San Vero Milis, dopo le proteste degli ultimi giorni replica del sindaco e dei tecnici «Sono opere indispensabili per salvare la costa di S’Anea Scoada e Su Pallosu»

SAN VERO MILIS. «C’era l’urgenza di evitare problemi molto più seri: queste opere non stanno distruggendo il paesaggio, ma servono a mitigare l’erosione della costa». Il sindaco di San Vero, Luigi Tedeschi, e i tecnici di Criteria e Prima ingegneria di Livorno, società che hanno redatto il progetto dei lavori al centro di dure contestazioni da parte di cittadini e ambientalisti, difendono il loro operato.
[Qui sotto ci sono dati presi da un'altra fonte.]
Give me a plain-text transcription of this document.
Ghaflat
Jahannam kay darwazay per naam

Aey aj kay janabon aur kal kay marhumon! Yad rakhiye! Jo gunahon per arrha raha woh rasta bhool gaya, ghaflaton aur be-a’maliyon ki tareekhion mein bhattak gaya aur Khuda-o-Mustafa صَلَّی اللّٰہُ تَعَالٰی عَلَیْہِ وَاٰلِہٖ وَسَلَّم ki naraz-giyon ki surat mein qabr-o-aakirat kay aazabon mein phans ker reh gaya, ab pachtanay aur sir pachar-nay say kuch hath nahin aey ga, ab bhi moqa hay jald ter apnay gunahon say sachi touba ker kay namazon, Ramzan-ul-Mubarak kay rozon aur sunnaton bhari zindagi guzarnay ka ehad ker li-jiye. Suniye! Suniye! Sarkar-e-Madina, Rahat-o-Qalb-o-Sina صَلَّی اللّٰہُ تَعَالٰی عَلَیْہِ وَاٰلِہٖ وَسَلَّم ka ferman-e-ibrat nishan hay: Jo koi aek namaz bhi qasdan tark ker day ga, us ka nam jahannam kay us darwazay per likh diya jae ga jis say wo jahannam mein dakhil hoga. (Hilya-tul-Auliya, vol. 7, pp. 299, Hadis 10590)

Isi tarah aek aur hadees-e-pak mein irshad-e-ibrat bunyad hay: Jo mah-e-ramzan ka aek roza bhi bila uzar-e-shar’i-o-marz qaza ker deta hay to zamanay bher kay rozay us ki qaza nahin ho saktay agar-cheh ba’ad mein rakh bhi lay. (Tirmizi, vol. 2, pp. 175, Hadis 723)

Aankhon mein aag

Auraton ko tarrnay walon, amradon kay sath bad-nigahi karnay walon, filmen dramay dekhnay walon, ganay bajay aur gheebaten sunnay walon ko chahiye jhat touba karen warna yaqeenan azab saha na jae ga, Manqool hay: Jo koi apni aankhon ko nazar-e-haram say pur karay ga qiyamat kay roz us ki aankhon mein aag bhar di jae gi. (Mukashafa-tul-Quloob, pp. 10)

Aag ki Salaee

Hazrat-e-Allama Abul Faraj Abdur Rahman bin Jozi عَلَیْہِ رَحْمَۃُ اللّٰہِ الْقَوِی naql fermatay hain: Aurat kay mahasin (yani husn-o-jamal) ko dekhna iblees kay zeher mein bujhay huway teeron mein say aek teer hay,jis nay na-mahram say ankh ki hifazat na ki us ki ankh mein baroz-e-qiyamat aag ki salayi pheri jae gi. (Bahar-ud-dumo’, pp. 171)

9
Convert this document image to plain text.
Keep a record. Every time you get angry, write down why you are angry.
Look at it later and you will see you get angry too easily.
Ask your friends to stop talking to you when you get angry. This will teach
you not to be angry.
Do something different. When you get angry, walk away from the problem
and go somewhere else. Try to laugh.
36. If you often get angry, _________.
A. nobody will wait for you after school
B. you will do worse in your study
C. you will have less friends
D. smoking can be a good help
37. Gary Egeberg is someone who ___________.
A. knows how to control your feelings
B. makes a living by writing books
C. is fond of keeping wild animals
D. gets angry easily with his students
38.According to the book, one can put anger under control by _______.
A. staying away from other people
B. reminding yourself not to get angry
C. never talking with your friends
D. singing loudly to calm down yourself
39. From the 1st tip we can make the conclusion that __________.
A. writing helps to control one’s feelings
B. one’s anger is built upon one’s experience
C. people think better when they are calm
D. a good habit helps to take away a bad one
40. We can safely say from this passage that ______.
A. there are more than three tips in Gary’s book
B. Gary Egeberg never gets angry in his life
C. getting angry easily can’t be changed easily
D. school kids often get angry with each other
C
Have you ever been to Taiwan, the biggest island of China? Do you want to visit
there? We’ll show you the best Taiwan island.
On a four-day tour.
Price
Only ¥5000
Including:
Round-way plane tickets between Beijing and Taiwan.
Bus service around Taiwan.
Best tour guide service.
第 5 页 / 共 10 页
È una costa devastata da processi di erosione quella di S’Anea Scoada e Su Pallosu: dune di sabbia e falesia si sono spaccate. Il rischio di frane è reale. Ormai sono rimasti pochi metri di terreno tra il mare e le case costruite sulla scogliera a partire dalla fine degli anni Settanta. Ma se è impossibile fermare il mare, che anno dopo anno, inghiotte metri di terra, l’unica strada per ora perseguibile è quella di rallentarne l’azione.

È il sindaco Tedeschi a ripercorrere l’iter dei lavori, finanziati dall’Unione europea e dalla Regione che nel 2012 li aveva inseriti nel Programma di azione coste. «Nessuno – ha detto ieri mattina durante una conferenza stampa – ha mai presentato osservazioni al progetto esecutivo, il cui nullaosta venne rilasciato da dieci enti pubblici nel corso di due conferenze dei servizi promosse dal Comune e nemmeno quando la Regione pubblicò il progetto per la verifica di assoggettabilità alla Valutazione di impatto ambientale o nelle due assemblee pubbliche che organizzammo a settembre e ottobre dello scorso anno».

Le proteste sono invece fioccate a lavori in corso, anzi ormai quasi conclusi. A S’Anea Scoada, ad esempio, le critiche riguardano il tipo di materiale, il candido calcare di Orosei, sistemato alla base della falesia. «Con il tempo il colore muterà a seguito dei processi di ossidazione – ha detto il geologo di Criteria, Maurizio Casu, intervenuto assieme al direttore dei lavori, ingegner Emanuele Tiddia –. Era impossibile utilizzare lo stesso materiale di cui è fatta la falesia e noi abbiamo optato per la scelta meno impattante. Di sicuro non abbiamo compromesso l’arenile e i massi sono stati sistemati in una porzione molto ristretta». Poi ha aggiunto: «Il processo di erosione della falesia è tale che probabilmente, con queste opere, salveremo anche qualche vita. Ci troviamo in un’area abitata e c’era da fare una scelta: provare a rallentare l’azione del mare, con interventi che consentiranno un continuo monitoraggio, oppure lasciare le cose come stanno, che sarebbe stato molto peggio».

Non è diversa la situazione a Su Pallosu. «Gli sbancamenti sulle dune non li abbiamo fatti noi, ma i proprietari delle case per costruire scalette per accedere direttamente alla spiaggia», ha concluso Costa.